The most notable restorationist is Susan Rice, who was in the running to be Biden’s secretary of state but did not get the nod. This will be welcome news to Asia hands. Numerous commentators have argued that Rice’s appointment to any senior role would be poorly received across the Indo-Pacific, especially in Japan, due to her reportedly weak grasp of regional issues.
Another restorationist is John Kerry, who has just been selected as Biden’s presidential envoy for climate change. Given China’s status as the world’s largest polluter, Kerry’s job will be to find ways of working with Beijing in order to secure a meaningful multilateral deal on climate change. Whether Kerry’s bid to cooperate with Beijing will come at the cost of some of Biden’s more competitive policies will depend on how effective other members of Biden’s team are at getting the president’s ear.
That’s where the reformers come in. Kurt Campbell is probably the best-known reformist in the Biden camp, having been the architect of Obama’s ‘pivot to Asia’ strategy. Campbell has long argued that the US needs to develop a coherent strategy to out-compete China militarily, diplomatically and economically. Campbell’s views, along with his considerable expertise and connections in the region, would make him welcome in most Indo-Pacific capitals. However, his name, hasn’t arisen much in press speculation about Biden’s possible senior appointments. Even if other reformers, like Ely Ratner and Jeffrey Prescott, take reasonably important roles in the national security bureaucracy, it seems unclear just how much influence the group will have with the president.

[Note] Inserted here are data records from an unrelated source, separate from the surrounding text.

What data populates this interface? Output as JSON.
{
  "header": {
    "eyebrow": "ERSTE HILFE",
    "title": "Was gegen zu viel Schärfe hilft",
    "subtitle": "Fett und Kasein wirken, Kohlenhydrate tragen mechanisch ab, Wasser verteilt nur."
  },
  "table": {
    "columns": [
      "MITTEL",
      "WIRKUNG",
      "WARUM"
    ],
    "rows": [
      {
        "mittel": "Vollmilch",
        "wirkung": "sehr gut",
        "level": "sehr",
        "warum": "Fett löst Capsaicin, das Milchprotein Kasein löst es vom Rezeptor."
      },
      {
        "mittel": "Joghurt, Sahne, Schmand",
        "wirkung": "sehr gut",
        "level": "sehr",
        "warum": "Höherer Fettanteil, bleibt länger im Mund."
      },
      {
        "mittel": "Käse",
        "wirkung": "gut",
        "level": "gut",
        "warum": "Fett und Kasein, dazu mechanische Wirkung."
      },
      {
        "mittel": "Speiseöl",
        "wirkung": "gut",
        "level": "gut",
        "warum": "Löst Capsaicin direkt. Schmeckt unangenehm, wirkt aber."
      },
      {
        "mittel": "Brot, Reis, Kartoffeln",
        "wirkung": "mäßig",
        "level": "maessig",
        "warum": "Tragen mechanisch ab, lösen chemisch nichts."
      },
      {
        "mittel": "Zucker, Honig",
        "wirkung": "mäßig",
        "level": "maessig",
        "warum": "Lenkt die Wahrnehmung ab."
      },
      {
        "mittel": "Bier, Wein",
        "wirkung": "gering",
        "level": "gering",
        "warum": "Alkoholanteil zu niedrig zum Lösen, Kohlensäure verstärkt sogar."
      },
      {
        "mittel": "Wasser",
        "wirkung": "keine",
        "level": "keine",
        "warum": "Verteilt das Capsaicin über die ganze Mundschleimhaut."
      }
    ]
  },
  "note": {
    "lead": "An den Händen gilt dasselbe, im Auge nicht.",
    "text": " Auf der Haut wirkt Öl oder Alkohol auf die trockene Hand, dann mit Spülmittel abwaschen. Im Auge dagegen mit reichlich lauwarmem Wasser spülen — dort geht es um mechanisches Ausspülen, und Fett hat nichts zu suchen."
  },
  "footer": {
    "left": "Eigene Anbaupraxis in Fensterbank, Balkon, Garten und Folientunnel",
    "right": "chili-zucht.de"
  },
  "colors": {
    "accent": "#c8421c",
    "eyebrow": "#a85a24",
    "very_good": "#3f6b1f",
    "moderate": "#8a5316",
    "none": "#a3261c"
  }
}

Sitting between the restorationists and reformers is Antony Blinken, who has been announced as Biden’s pick for secretary of state. Blinken seems to have developed a stronger appetite for competition than other Obama-era figures, but wants to work with Beijing to ensure that these competitive dynamics don’t escalate into confrontation. The task for Blinken will be to strike the right balance and ensure that the Biden administration doesn’t revert to the old norm of US diplomacy that privileges cooperation with China over competition.
Important though foreign policy cliques may be, domestic challenges are likely to take up considerable bandwidth in the Biden White House. In this respect, the writings and ambitions of Jake Sullivan, Biden’s pick for national security adviser, are particularly revealing. A former foreign policy hand in the Obama administration, Sullivan has been vocal in arguing that American foreign policy needs to better address the country’s internal needs, and he was reportedly more interested in a domestic policy role during the campaign. Given the weight of America’s problems at home, ranging from the coronavirus to a burgeoning national debt, it seems likely that Sullivan will ensure Biden’s key foreign policy decisions are better aligned with America’s domestic priorities.
Joe Biden may prove to be a president who takes a tough-minded approach to China that is supported by a well-executed and competitive strategy. Yet, what emerges from a preliminary look at the Biden transition is an administration that looks similar to Barack Obama’s—risk-averse and preoccupied by domestic concerns. For Americans who want to see a divided (and sick) nation heal, that may be just what the doctor ordered. But for countries in the Indo-Pacific that are living under the shadow of an increasingly aggressive Beijing, reviving the Obama administration’s overly cautious approach would be a bad outcome.
America can’t just lead by the power of its example. It also needs to lead by the example of its power.